When the damage to small blood vessels is observed there are two main steps which should be taken one is the hemostasis and another is the stoppage of bleeding. Hemostasis has two phases: primary hemostasis and secondary hemostasis.

The primary hemostasis is categorized by platelet adhesion, vascular contraction and the formation of a softaggregate plug. When an injury is occurred and it causes local contraction of vascular smooth muscle for temporary time period,

 

 

the vasoconstriction slows down the flow of blood and activating the platelet adhesion. The adhesion begins when subendothelium attaches to the von Willebrand factor. Platelets starts collecting at the injured surface and then the platelets are activated to contact with collagen. The collagen activated platelets then stretch out to cover the injured surface. The fibrinogen has many platelet binding sites.
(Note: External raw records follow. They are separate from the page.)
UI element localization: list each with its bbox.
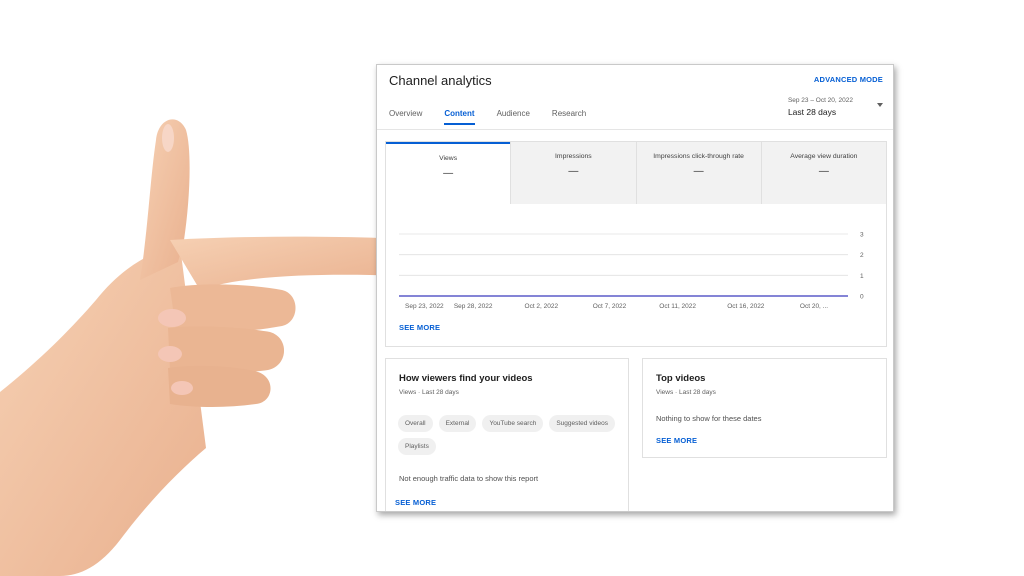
x-tick-label: Sep 28, 2022 [454,303,493,310]
tab-content[interactable]: Content [444,109,475,125]
chip-external[interactable]: External [438,415,477,432]
y-tick-label: 3 [860,232,864,239]
metric-value: — [568,166,579,177]
metric-tab-ctr[interactable]: Impressions click-through rate — [635,142,761,204]
dropdown-caret-icon[interactable] [877,103,883,107]
x-tick-label: Oct 11, 2022 [659,303,696,310]
traffic-see-more-link[interactable]: SEE MORE [395,498,436,507]
x-tick-label: Sep 23, 2022 [405,303,444,310]
metric-label: Average view duration [790,153,858,160]
card-subtitle: Views · Last 28 days [656,389,716,396]
metric-label: Impressions [555,153,592,160]
tab-bar: Overview Content Audience Research [389,109,608,125]
card-title: How viewers find your videos [399,373,533,384]
chip-youtube-search[interactable]: YouTube search [482,415,544,432]
metric-tabs: Views — Impressions — Impressions click-… [386,142,886,204]
traffic-sources-card: How viewers find your videos Views · Las… [385,358,629,511]
tab-research[interactable]: Research [552,109,586,124]
metrics-card: Views — Impressions — Impressions click-… [385,141,887,347]
y-tick-label: 2 [860,252,864,259]
analytics-panel: Channel analytics ADVANCED MODE Overview… [376,64,894,512]
advanced-mode-link[interactable]: ADVANCED MODE [814,75,883,84]
x-tick-label: Oct 16, 2022 [727,303,765,310]
metric-label: Views [439,155,458,162]
x-tick-label: Oct 2, 2022 [525,303,559,310]
top-videos-see-more-link[interactable]: SEE MORE [656,436,697,445]
pointing-hand-illustration [0,119,411,576]
metric-tab-avg-duration[interactable]: Average view duration — [760,142,886,204]
chart-see-more-link[interactable]: SEE MORE [399,323,440,332]
card-title: Top videos [656,373,706,384]
traffic-chip-group: Overall External YouTube search Suggeste… [398,415,618,455]
metric-value: — [443,168,454,179]
metric-tab-impressions[interactable]: Impressions — [510,142,636,204]
x-tick-label: Oct 7, 2022 [593,303,627,310]
chip-playlists[interactable]: Playlists [398,438,436,455]
views-line-chart: 0 1 2 3 Sep 23, 2022 Sep 28, 2022 Oct 2, 2022 O… [399,232,864,310]
card-subtitle: Views · Last 28 days [399,389,459,396]
x-tick-label: Oct 20, ... [800,303,828,310]
chip-overall[interactable]: Overall [398,415,433,432]
page-title: Channel analytics [389,73,492,88]
top-videos-card: Top videos Views · Last 28 days Nothing … [642,358,887,458]
metric-value: — [818,166,829,177]
metric-tab-views[interactable]: Views — [386,142,511,204]
y-tick-label: 0 [860,294,864,301]
tab-audience[interactable]: Audience [497,109,530,124]
date-range-label: Last 28 days [787,107,837,117]
metric-label: Impressions click-through rate [653,153,744,160]
date-range-dates: Sep 23 – Oct 20, 2022 [787,97,853,104]
y-tick-label: 1 [860,273,864,280]
date-range-selector[interactable]: Sep 23 – Oct 20, 2022 Last 28 days [788,97,853,117]
metric-value: — [693,166,704,177]
chip-suggested-videos[interactable]: Suggested videos [549,415,615,432]
empty-state-message: Nothing to show for these dates [656,414,762,423]
empty-state-message: Not enough traffic data to show this rep… [399,474,539,483]
tab-overview[interactable]: Overview [389,109,422,124]
header-divider [377,129,893,130]
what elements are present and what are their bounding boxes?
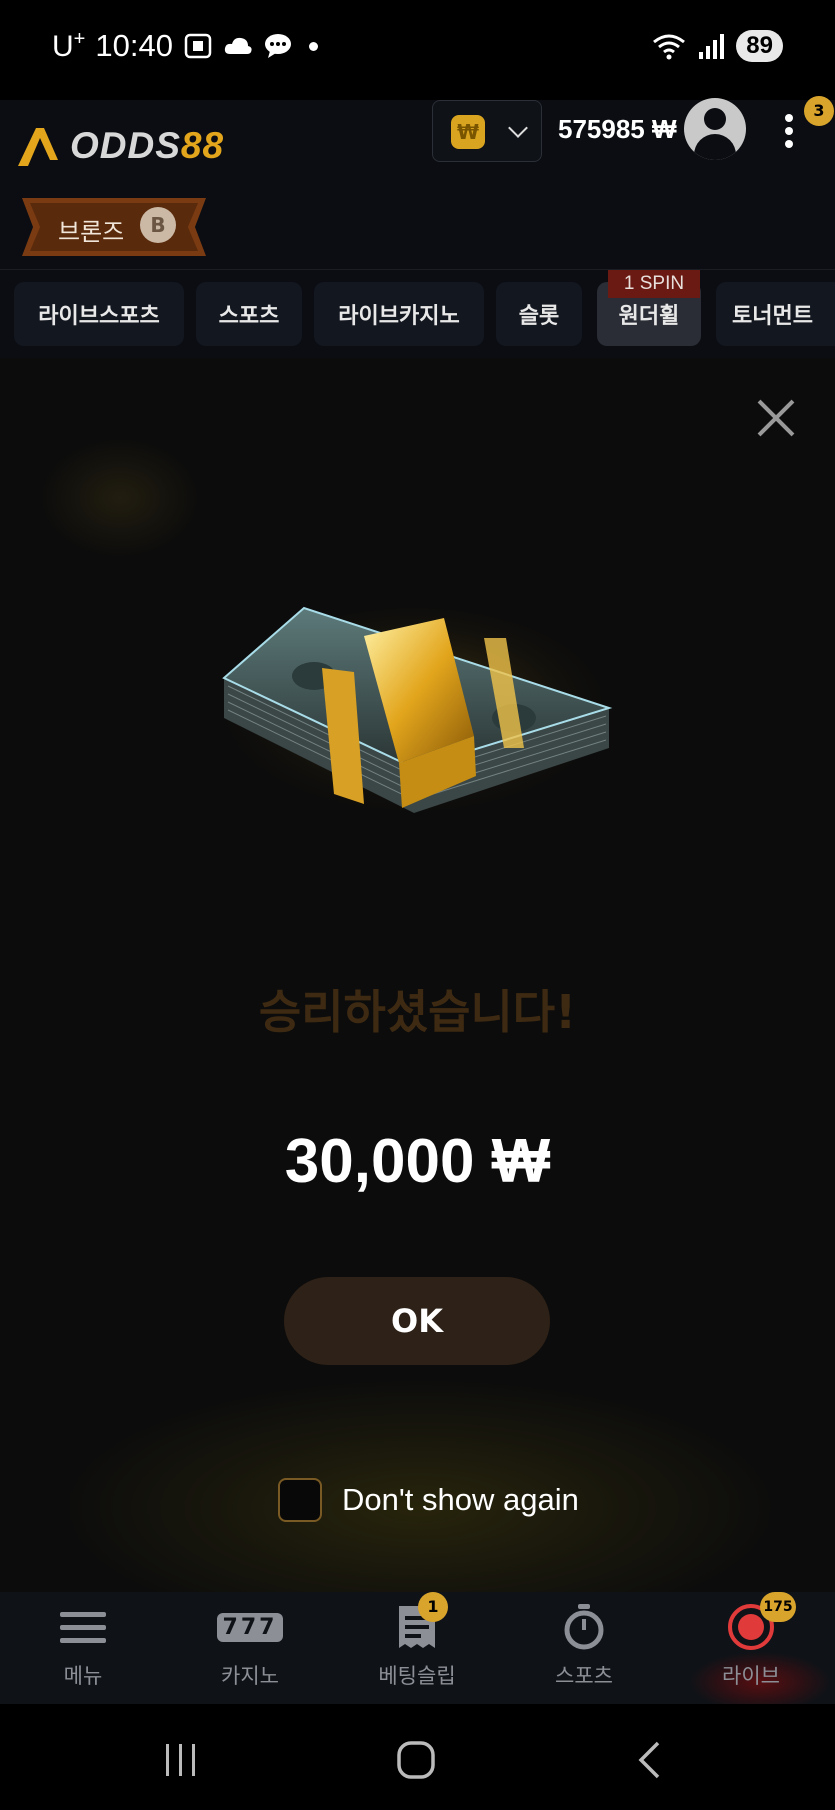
screenshot-icon (184, 33, 212, 59)
signal-icon (699, 34, 725, 59)
tab-live-casino[interactable]: 라이브카지노 (314, 282, 484, 346)
clock: 10:40 (95, 28, 173, 63)
rank-ribbon[interactable]: 브론즈 B (22, 198, 206, 256)
chevron-down-icon (508, 118, 528, 138)
status-bar: U+ 10:40 89 (0, 0, 835, 100)
dont-show-checkbox[interactable] (278, 1478, 322, 1522)
spin-badge: 1 SPIN (608, 270, 700, 298)
cash-stack-icon (214, 606, 614, 828)
home-icon[interactable] (396, 1740, 436, 1780)
notification-badge: 3 (804, 96, 834, 126)
prize-amount: 30,000 ₩ (284, 1127, 551, 1196)
avatar[interactable] (684, 98, 746, 160)
won-coin-icon: ₩ (451, 115, 485, 149)
bottom-nav: 메뉴 777 카지노 1 베팅슬립 스포츠 175 라이브 (0, 1592, 835, 1712)
tab-sports[interactable]: 스포츠 (196, 282, 302, 346)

The fibrinogen and platelets aggregation build up to make a soft plug. This aggregation occurs after 20 seconds of injury. The primary hemostasis is of short period.

 

 

The secondary hemostasis is accountable for stabilization of soft clot and for the maintenance of vasoconstriction. The vasoconstriction is maintained by thromboxane, serotonin and prostaglandin. After this the soft plug is then solidified because of a complex interaction between enzymes, membrane and coagulation factors. The coagulation factors circulate in the body in an inactive form until the coagulation cascade in initiated. The coagulation factors are produced by the liver. This is a chain reaction and on completion of each and every step, another coagulation factor is activated which leads to the conversion of fibrinogen to fibrin.